Veysel’in dediği gibi “Koyun kurt ile gezerdi fikir başka, başka olmazsa”
Kim neyi, nasıl ve neden savunuyor belli değil...
Hepsinin fikri de, zikri de başka….
Gel de korkma..
Kurtlar sofrayı kurmuş.
Neyi beklediklerini tahmin edin?...
Bütün bu siyasi seviye kaybına uğramış mücadelelerin mevki, makam, rant ve iktidar hırsıyla yapıldığını görmemiz lazım artık…
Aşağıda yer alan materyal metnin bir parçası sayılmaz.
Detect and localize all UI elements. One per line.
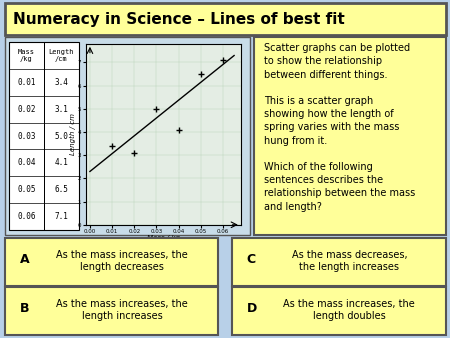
FancyBboxPatch shape bbox=[232, 238, 446, 286]
FancyBboxPatch shape bbox=[4, 3, 446, 35]
Text: As the mass increases, the
length increases: As the mass increases, the length increa… bbox=[56, 299, 188, 321]
X-axis label: Mass / kg: Mass / kg bbox=[147, 235, 180, 241]
FancyBboxPatch shape bbox=[4, 37, 250, 235]
Text: 0.06: 0.06 bbox=[17, 212, 36, 221]
FancyBboxPatch shape bbox=[254, 37, 446, 235]
Text: As the mass increases, the
length decreases: As the mass increases, the length decrea… bbox=[56, 250, 188, 272]
Text: Scatter graphs can be plotted
to show the relationship
between different things.: Scatter graphs can be plotted to show th… bbox=[264, 43, 415, 212]
Text: 0.02: 0.02 bbox=[17, 105, 36, 114]
Text: 4.1: 4.1 bbox=[54, 158, 68, 167]
Text: 0.01: 0.01 bbox=[17, 78, 36, 87]
FancyBboxPatch shape bbox=[4, 287, 218, 335]
Text: As the mass increases, the
length doubles: As the mass increases, the length double… bbox=[284, 299, 415, 321]
Text: As the mass decreases,
the length increases: As the mass decreases, the length increa… bbox=[292, 250, 407, 272]
Text: 0.03: 0.03 bbox=[17, 131, 36, 141]
Text: 6.5: 6.5 bbox=[54, 185, 68, 194]
FancyBboxPatch shape bbox=[4, 238, 218, 286]
Text: B: B bbox=[19, 302, 29, 315]
Text: 0.04: 0.04 bbox=[17, 158, 36, 167]
Text: 3.1: 3.1 bbox=[54, 105, 68, 114]
Text: Mass
/kg: Mass /kg bbox=[18, 49, 35, 62]
Text: 3.4: 3.4 bbox=[54, 78, 68, 87]
FancyBboxPatch shape bbox=[232, 287, 446, 335]
Text: Numeracy in Science – Lines of best fit: Numeracy in Science – Lines of best fit bbox=[14, 12, 345, 27]
Text: Length
/cm: Length /cm bbox=[49, 49, 74, 62]
Text: D: D bbox=[247, 302, 257, 315]
Text: 5.0: 5.0 bbox=[54, 131, 68, 141]
Y-axis label: Length / cm: Length / cm bbox=[70, 113, 77, 155]
Text: 0.05: 0.05 bbox=[17, 185, 36, 194]
Text: 7.1: 7.1 bbox=[54, 212, 68, 221]
Text: A: A bbox=[19, 253, 29, 266]
Text: C: C bbox=[247, 253, 256, 266]
FancyBboxPatch shape bbox=[9, 42, 79, 230]
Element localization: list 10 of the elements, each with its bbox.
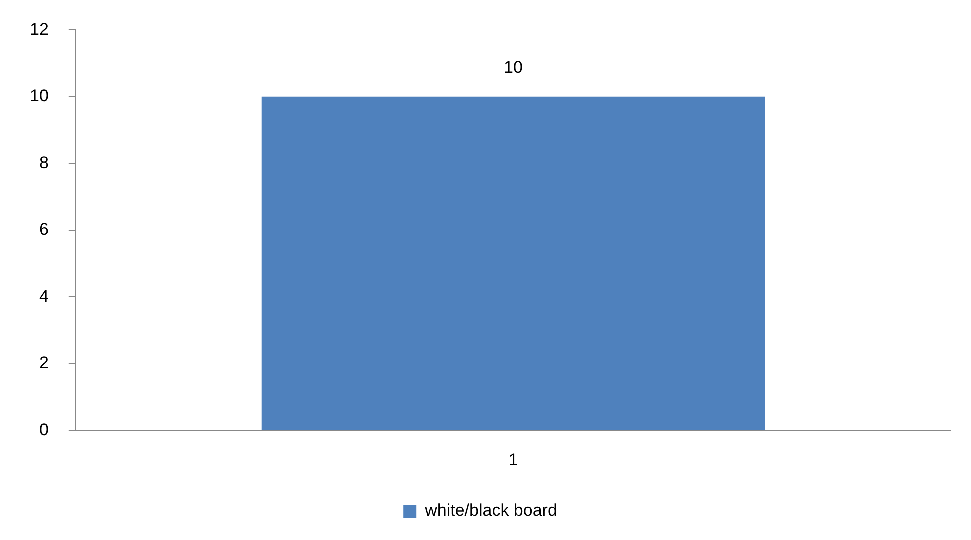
- x-tick-label: 1: [508, 450, 518, 470]
- y-tick-label: 10: [30, 86, 49, 106]
- y-tick-label: 4: [39, 286, 49, 306]
- y-tick-label: 12: [30, 20, 49, 39]
- y-tick-label: 2: [39, 354, 49, 373]
- y-tick-label: 0: [39, 420, 49, 440]
- y-tick-label: 8: [39, 153, 49, 172]
- legend-label: white/black board: [424, 501, 558, 520]
- data-label: 10: [504, 58, 523, 78]
- y-tick-label: 6: [39, 220, 49, 240]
Yalanla, dolanla, olmadık ve yapılmayacak, yapılamayacak projelerle Türk milletinin oylarını çalanlar cezasız kaldığı müddetçe,…
Ranta, adam kayırmacılığa, adeletsizliğe, eşitsizliğe sessiz kaldığımız her an,…
Tek ve son vatanımızın Türkiye olduğunun bilincinde Cumhuriyetin ve demokrasinin bizim için olmazsa olmaz ve kırmızı çizgimiz olduğunu dosta düşmana kabul ettirmediğimiz sürece…
Türk milletini ve Türkiye halklarını siyasi çıkarları uğruna ayrıştırmaya, ötekileştirmeye veya bölmeye çalışanlara sessiz kaldığımız sürece daha çok başımız ağrır, çok debeleniriz.
UNUTMAYİN Kİ ASLOLAN MİLLETTİR, ASLOLAN VATANDIR….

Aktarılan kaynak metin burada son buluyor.